O mistério sobre como a vida surgiu na Terra e se ela existe em outros lugares do universo é “a razão de ser da exploração espacial”, afirmou Louis Friedman. A resposta, segundo ele, “pode estar em um dos tubos de ensaio que estão agora em Marte”. Mas essas amostras, coletadas pelo rover Perseverance da Nasa, “parecem condenadas a esperar indefinidamente por nenhuma resposta”, já que Donald Trump está cancelando a missão responsável por trazê-las de volta à Terra.
Desde que o Perseverance pousou no Planeta Vermelho, em fevereiro de 2021, o robô “do tamanho de um carro e movido a energia nuclear” tem coletado amostras para posterior envio à Terra, onde uma “inspeção minuciosa” poderia fornecer “as primeiras evidências convincentes de vida fora da Terra”.
Esse programa, uma colaboração entre a Nasa e a Agência Espacial Europeia chamado Mars Sample Return (MSR), é considerado a “grande realização” de meio século de exploração marciana, resultado de décadas de planejamento e de um investimento superior a R$ 60 bilhões.
Isso, claro, se “a administração Trump não conseguir o que quer”. A recente “bomba orçamentária” proposta pelo presidente dos EUA prevê cortar um quarto do orçamento da Nasa e “eliminar completamente o MSR”, alegando que o projeto estaria “absurdamente acima do orçamento”. O plano, segundo a Casa Branca, seria coletar essas amostras em futuras “missões humanas a Marte”, algo que, segundo Scott Hubbard, cientista da Universidade de Stanford e primeiro diretor do programa marciano da Nasa, “não faz sentido em vários níveis”. “Não conheço nenhum cenário viável de missão tripulada a Marte antes de 2039 ou 2040.”

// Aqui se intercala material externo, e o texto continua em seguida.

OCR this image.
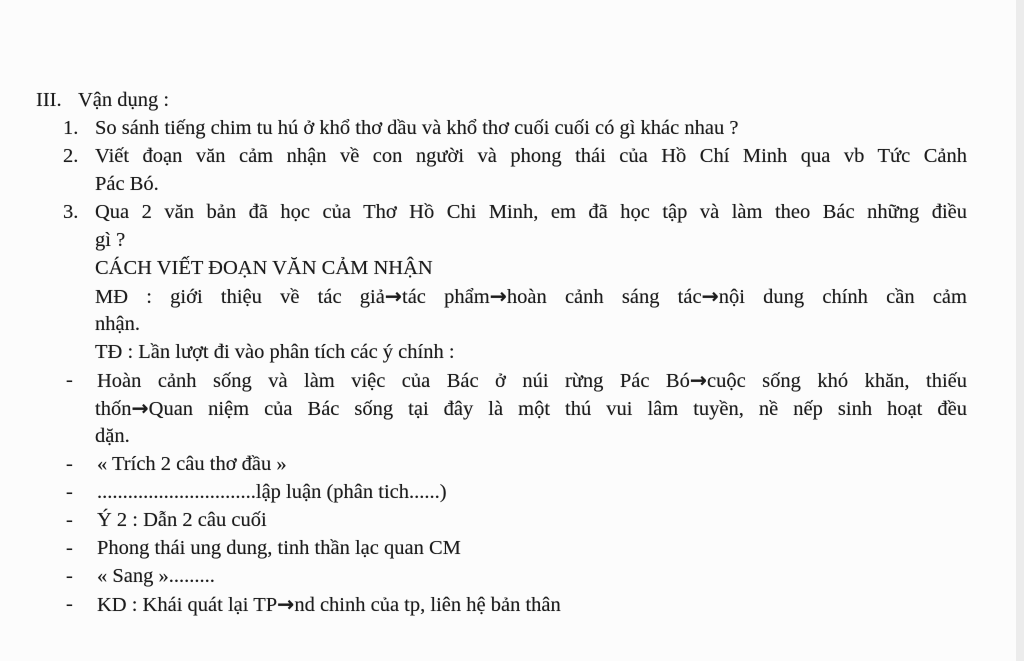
III. Vận dụng :
1. So sánh tiếng chim tu hú ở khổ thơ dầu và khổ thơ cuối cuối có gì khác nhau ?
2. Viết đoạn văn cảm nhận về con người và phong thái của Hồ Chí Minh qua vb Tức Cảnh
Pác Bó.
3. Qua 2 văn bản đã học của Thơ Hồ Chi Minh, em đã học tập và làm theo Bác những điều
gì ?
CÁCH VIẾT ĐOẠN VĂN CẢM NHẬN
MĐ : giới thiệu về tác giả→tác phẩm→hoàn cảnh sáng tác→nội dung chính cần cảm
nhận.
TĐ : Lần lượt đi vào phân tích các ý chính :
- Hoàn cảnh sống và làm việc của Bác ở núi rừng Pác Bó→cuộc sống khó khăn, thiếu
thốn→Quan niệm của Bác sống tại đây là một thú vui lâm tuyền, nề nếp sinh hoạt đều
dặn.
- « Trích 2 câu thơ đầu »
- ...............................lập luận (phân tich......)
- Ý 2 : Dẫn 2 câu cuối
- Phong thái ung dung, tinh thần lạc quan CM
- « Sang ».........
- KD : Khái quát lại TP→nd chinh của tp, liên hệ bản thân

É verdade que “diversas análises independentes” sobre o MSR mencionaram o “aumento dos custos e atrasos no cronograma”. Uma revisão da própria Nasa, em 2023, estimou que o projeto pode custar até R$ 60 bilhões, valor comparável ao do Telescópio Espacial James Webb, o projeto astronômico mais caro da história. Mas, segundo especialistas, “qualquer plano realista de missão tripulada a Marte seria muito mais caro”.

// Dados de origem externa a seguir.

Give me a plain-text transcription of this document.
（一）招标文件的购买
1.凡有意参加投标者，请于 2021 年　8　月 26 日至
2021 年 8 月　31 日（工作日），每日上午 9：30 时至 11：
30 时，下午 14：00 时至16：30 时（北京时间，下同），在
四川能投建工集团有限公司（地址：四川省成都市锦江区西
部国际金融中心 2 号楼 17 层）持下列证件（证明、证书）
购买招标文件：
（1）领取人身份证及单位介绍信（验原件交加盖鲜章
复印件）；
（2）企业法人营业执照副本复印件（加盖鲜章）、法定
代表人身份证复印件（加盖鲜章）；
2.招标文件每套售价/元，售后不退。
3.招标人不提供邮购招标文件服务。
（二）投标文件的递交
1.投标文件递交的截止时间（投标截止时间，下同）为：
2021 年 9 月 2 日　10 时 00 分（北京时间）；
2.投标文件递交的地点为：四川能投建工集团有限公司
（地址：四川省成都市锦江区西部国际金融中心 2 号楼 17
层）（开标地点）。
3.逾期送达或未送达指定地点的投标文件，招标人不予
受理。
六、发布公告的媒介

Ainda não está claro se a Agência Espacial Europeia conseguiria recuperar as amostras do MSR sem o apoio da Nasa, mas um comunicado emitido após a proposta orçamentária de Trump “enfatizou cuidadosamente a importância da cooperação espacial entre Europa e Estados Unidos”.

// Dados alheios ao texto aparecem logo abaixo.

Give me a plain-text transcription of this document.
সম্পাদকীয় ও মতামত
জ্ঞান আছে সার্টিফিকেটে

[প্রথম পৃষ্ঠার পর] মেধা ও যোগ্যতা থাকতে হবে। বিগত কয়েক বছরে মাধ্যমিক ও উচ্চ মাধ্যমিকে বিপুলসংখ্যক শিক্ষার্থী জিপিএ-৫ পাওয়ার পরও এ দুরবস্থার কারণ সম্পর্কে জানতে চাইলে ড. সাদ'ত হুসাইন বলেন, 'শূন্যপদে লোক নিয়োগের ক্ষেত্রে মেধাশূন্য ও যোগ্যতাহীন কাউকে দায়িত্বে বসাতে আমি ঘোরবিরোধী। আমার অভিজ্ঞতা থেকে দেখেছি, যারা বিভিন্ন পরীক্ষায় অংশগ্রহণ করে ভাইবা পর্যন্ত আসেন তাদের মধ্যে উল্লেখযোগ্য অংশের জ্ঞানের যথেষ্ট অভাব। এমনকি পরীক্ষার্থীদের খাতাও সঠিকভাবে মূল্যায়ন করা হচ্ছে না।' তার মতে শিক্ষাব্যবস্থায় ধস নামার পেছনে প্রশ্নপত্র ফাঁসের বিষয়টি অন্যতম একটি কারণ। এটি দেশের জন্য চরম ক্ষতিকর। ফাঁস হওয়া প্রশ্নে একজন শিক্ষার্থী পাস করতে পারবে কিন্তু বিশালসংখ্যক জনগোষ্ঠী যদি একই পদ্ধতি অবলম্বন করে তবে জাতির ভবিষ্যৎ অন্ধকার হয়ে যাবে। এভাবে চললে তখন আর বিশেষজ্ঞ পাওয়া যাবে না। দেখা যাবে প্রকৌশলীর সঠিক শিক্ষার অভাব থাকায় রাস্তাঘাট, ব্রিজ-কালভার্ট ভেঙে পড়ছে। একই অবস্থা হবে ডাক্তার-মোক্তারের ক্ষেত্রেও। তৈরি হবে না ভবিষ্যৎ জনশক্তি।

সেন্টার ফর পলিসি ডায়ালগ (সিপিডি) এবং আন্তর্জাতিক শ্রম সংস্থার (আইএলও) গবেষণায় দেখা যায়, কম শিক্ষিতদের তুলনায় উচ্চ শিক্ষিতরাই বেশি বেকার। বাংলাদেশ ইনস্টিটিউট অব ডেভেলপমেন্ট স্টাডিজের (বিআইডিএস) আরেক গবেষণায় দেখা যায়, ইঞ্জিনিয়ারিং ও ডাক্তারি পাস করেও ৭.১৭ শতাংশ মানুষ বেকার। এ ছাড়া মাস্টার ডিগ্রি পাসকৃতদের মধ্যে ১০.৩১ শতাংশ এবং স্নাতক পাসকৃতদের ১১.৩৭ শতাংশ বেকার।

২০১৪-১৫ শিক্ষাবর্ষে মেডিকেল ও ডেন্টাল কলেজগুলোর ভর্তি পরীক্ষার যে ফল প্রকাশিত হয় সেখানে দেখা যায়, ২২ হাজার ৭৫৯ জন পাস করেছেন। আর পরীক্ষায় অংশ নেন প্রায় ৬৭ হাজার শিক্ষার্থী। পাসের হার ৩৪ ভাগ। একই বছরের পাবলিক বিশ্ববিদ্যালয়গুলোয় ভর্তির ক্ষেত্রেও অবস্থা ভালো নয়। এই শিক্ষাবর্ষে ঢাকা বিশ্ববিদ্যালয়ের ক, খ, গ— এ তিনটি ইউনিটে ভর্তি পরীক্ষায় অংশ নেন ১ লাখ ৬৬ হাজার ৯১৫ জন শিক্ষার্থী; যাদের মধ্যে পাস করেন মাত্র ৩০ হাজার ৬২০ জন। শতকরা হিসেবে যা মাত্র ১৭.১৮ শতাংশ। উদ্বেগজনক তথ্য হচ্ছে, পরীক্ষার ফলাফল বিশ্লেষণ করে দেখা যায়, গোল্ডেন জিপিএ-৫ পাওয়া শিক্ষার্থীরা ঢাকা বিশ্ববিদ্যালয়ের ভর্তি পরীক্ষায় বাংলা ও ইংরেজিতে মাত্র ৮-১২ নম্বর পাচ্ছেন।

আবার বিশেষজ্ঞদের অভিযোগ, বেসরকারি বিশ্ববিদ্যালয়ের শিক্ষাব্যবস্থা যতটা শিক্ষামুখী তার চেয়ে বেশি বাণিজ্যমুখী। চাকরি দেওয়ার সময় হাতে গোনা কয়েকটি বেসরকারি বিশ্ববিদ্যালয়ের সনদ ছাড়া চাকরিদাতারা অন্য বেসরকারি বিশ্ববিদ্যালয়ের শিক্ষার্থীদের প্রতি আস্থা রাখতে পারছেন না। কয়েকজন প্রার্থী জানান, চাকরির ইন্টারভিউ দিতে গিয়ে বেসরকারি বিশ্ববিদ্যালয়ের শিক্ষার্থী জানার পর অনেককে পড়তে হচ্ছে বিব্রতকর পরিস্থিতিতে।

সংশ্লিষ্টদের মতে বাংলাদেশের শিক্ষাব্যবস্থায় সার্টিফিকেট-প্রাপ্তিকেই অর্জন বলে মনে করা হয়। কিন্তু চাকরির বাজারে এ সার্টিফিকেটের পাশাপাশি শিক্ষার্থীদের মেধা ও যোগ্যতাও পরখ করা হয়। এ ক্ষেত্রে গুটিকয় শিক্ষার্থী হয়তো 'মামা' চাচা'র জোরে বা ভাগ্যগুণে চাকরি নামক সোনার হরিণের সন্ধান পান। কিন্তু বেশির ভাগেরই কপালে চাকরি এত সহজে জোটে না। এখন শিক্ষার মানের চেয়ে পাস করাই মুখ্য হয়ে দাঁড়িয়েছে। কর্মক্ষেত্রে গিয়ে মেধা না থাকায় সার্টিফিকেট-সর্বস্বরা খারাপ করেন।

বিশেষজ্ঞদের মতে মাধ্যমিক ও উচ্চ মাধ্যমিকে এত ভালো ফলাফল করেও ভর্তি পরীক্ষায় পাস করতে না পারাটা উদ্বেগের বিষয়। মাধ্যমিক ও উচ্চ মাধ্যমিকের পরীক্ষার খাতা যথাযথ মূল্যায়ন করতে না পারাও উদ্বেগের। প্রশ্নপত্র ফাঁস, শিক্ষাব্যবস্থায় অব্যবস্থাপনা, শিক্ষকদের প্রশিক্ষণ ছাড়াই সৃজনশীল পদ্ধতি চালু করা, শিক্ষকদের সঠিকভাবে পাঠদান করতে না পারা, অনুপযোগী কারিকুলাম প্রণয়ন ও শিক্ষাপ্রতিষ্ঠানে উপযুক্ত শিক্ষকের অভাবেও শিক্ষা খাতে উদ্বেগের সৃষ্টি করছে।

Para descobrir se as dezenas de amostras colhidas indicam a presença de vida, serão necessários equipamentos de ponta e “centenas de experimentos químicos”, afirmou Friedman. As amostras foram “cuidadosamente escolhidas em regiões potencialmente habitáveis”; pelo menos uma delas apresenta “fortes indícios de vida microbiana no passado”.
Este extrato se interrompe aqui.